El interrogatorio fue un pulso psicológico donde la verdad se abría paso a través de las grietas de sus mentiras. Finalmente, la coartada del robo se desmoronó. Paqui confesó ser la autora material de las muertes, aunque intentó justificar sus actos alegando lagunas de memoria y un estado de inconsciencia provocado por las drogas y el alcohol. Habló de una "nebulosa", de no recordar el momento exacto, intentando eludir la plena responsabilidad de la atrocidad.
La noticia del doble filicidio conmocionó a toda España. Santomera se despertó con la etiqueta de ser el escenario de uno de los crímenes más incomprensibles de la crónica negra reciente. La sociedad no podía entender cómo una madre podía cruzar esa línea sagrada, impulsada no por la locura súbita, sino por un deseo de venganza vicaria contra su pareja. El "Síndrome de Medea" se convirtió en el término recurrente en las tertulias, tratando de poner nombre a lo innombrable.
El juicio destapó la dinámica tóxica de la familia. Se supo que Paqui había llegado a disfrazarse con peluca para espiar a su marido y que los celos eran el motor de su existencia. Los psiquiatras determinaron que, a pesar del consumo de sustancias y de su personalidad compleja, era plenamente consciente de sus actos y sabía distinguir el bien del mal en el momento de los hechos. No estaba loca; estaba furiosa y decidida a causar un daño irreparable.
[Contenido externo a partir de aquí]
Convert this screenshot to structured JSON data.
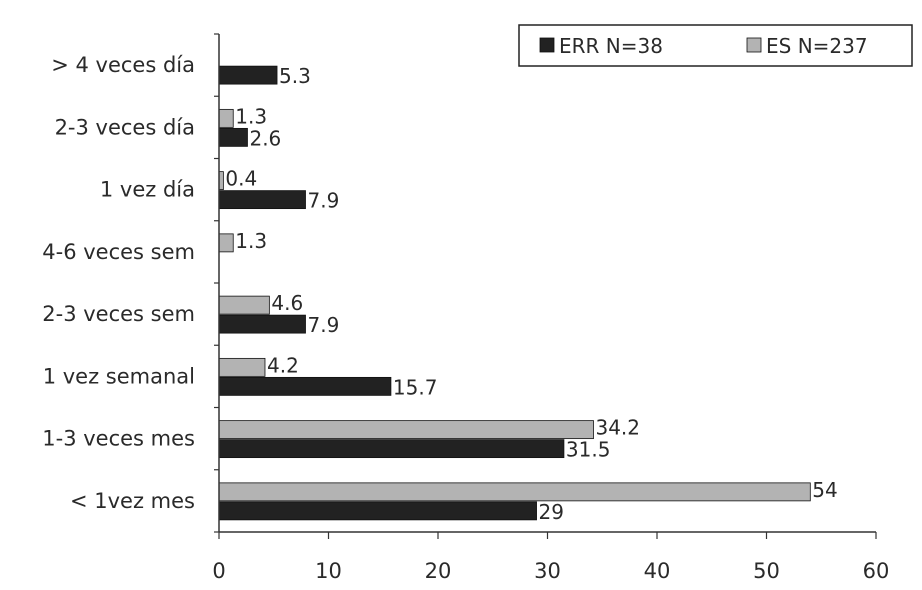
{
  "chart_data": {
    "type": "bar",
    "orientation": "horizontal",
    "categories": [
      "> 4 veces día",
      "2-3 veces día",
      "1 vez día",
      "4-6 veces sem",
      "2-3 veces sem",
      "1 vez semanal",
      "1-3 veces mes",
      "< 1vez mes"
    ],
    "series": [
      {
        "name": "ERR N=38",
        "color": "#222222",
        "values": [
          5.3,
          2.6,
          7.9,
          null,
          7.9,
          15.7,
          31.5,
          29
        ],
        "labels": [
          "5.3",
          "2.6",
          "7.9",
          "",
          "7.9",
          "15.7",
          "31.5",
          "29"
        ]
      },
      {
        "name": "ES N=237",
        "color": "#b3b3b3",
        "values": [
          null,
          1.3,
          0.4,
          1.3,
          4.6,
          4.2,
          34.2,
          54
        ],
        "labels": [
          "",
          "1.3",
          "0.4",
          "1.3",
          "4.6",
          "4.2",
          "34.2",
          "54"
        ]
      }
    ],
    "xlim": [
      0,
      60
    ],
    "xticks": [
      0,
      10,
      20,
      30,
      40,
      50,
      60
    ],
    "xtick_labels": [
      "0",
      "10",
      "20",
      "30",
      "40",
      "50",
      "60"
    ],
    "grid": false,
    "legend_position": "top-right",
    "title": "",
    "xlabel": "",
    "ylabel": ""
  }
}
La sentencia fue contundente: 40 años de prisión por dos delitos de asesinato con el agravante de parentesco. El tribunal no encontró atenuantes suficientes en su estado mental para rebajar la gravedad de haber arrebatado la vida a dos seres indefensos que confiaban en ella. Paqui fue enviada a prisión, convertida en un símbolo de la maldad que puede anidar en el seno materno.
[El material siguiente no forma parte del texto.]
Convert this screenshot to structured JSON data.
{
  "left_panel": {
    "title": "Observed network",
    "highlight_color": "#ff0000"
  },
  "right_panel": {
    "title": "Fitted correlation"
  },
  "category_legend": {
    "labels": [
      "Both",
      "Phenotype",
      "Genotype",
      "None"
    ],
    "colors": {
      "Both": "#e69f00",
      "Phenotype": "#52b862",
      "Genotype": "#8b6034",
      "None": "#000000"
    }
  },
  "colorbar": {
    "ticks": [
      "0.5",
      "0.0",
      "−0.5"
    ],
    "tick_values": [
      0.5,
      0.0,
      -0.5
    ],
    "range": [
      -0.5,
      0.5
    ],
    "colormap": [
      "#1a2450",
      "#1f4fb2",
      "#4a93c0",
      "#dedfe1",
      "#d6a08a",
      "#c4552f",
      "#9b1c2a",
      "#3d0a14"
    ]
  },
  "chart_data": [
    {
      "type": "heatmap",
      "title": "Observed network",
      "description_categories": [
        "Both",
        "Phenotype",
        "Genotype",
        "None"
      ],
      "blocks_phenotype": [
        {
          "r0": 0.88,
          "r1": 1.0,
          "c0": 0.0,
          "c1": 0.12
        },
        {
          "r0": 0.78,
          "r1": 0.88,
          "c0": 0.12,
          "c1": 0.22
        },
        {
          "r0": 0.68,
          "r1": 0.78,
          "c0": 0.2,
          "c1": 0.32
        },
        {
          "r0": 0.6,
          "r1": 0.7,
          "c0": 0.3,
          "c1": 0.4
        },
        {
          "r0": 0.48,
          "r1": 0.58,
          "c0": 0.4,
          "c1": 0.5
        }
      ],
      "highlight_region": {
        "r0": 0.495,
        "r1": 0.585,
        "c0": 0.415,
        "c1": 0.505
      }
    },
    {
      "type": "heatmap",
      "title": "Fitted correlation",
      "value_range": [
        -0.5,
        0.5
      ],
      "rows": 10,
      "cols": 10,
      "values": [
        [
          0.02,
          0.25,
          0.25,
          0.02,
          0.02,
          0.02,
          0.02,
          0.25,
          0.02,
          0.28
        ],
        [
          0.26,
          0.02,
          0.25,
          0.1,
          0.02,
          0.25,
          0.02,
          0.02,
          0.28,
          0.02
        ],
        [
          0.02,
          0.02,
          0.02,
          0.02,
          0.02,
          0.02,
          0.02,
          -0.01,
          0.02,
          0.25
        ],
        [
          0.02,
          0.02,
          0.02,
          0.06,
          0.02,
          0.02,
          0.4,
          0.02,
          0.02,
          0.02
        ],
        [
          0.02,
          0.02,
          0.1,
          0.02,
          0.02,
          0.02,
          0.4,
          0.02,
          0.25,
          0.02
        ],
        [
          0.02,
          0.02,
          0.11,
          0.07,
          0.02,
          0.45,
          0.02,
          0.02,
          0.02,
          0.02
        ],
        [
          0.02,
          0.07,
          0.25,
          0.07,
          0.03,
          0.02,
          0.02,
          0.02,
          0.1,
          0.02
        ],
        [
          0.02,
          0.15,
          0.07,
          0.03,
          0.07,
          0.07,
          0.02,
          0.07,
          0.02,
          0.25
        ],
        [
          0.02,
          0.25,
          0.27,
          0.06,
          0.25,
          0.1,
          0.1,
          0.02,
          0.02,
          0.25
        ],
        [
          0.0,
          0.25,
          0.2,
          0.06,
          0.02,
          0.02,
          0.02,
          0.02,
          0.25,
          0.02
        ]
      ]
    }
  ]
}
Durante sus años de reclusión, Francisca mantuvo una actitud discreta, participando en talleres y cumpliendo con las normas penitenciarias. Sin embargo, en las pocas entrevistas o declaraciones que trascendieron, nunca mostró un arrepentimiento que convenciera a la opinión pública. Seguía hablando de "aquella noche" como si fuera un accidente del destino y no una elección consciente, aferrada a la negación como mecanismo de supervivencia.
En julio de 2020, tras cumplir 18 años de condena efectiva, Francisca González obtuvo el tercer grado penitenciario. La noticia de su semilibertad volvió a indignar a la sociedad, que sentía que la pena cumplida no era proporcional al vacío dejado. Salió de la cárcel con la intención declarada de "rehacer su vida", una frase que resonó con crueldad en los oídos de quienes recordaban que sus hijos nunca tendrían esa oportunidad.
El padre de los niños, el hombre contra quien iba dirigido el golpe final, se mantuvo alejado del foco mediático, cargando con el dolor de haber perdido a su familia de la forma más traicionera posible. Para él y para el hijo mayor superviviente, la libertad de Paqui no significaba el fin del castigo, sino el recordatorio constante de una justicia que a veces parece olvidar a las víctimas eternas.
El caso de la Parricida de Santomera nos obliga a mirar de frente la realidad de la violencia intrafamiliar en todas sus formas. Nos recuerda que los niños son a menudo los rehenes invisibles de las guerras adultas, piezas sacrificables en tableros de ajedrez manchados de celos y posesión.
Hoy, la casa de Santomera sigue en pie, pero la memoria de lo que allí ocurrió pesa más que sus cimientos. La historia de Paqui y sus hijos es una cicatriz abierta que nos advierte de que, a veces, el monstruo no se esconde debajo de la cama, sino que duerme en la habitación de al lado y tiene las llaves de casa.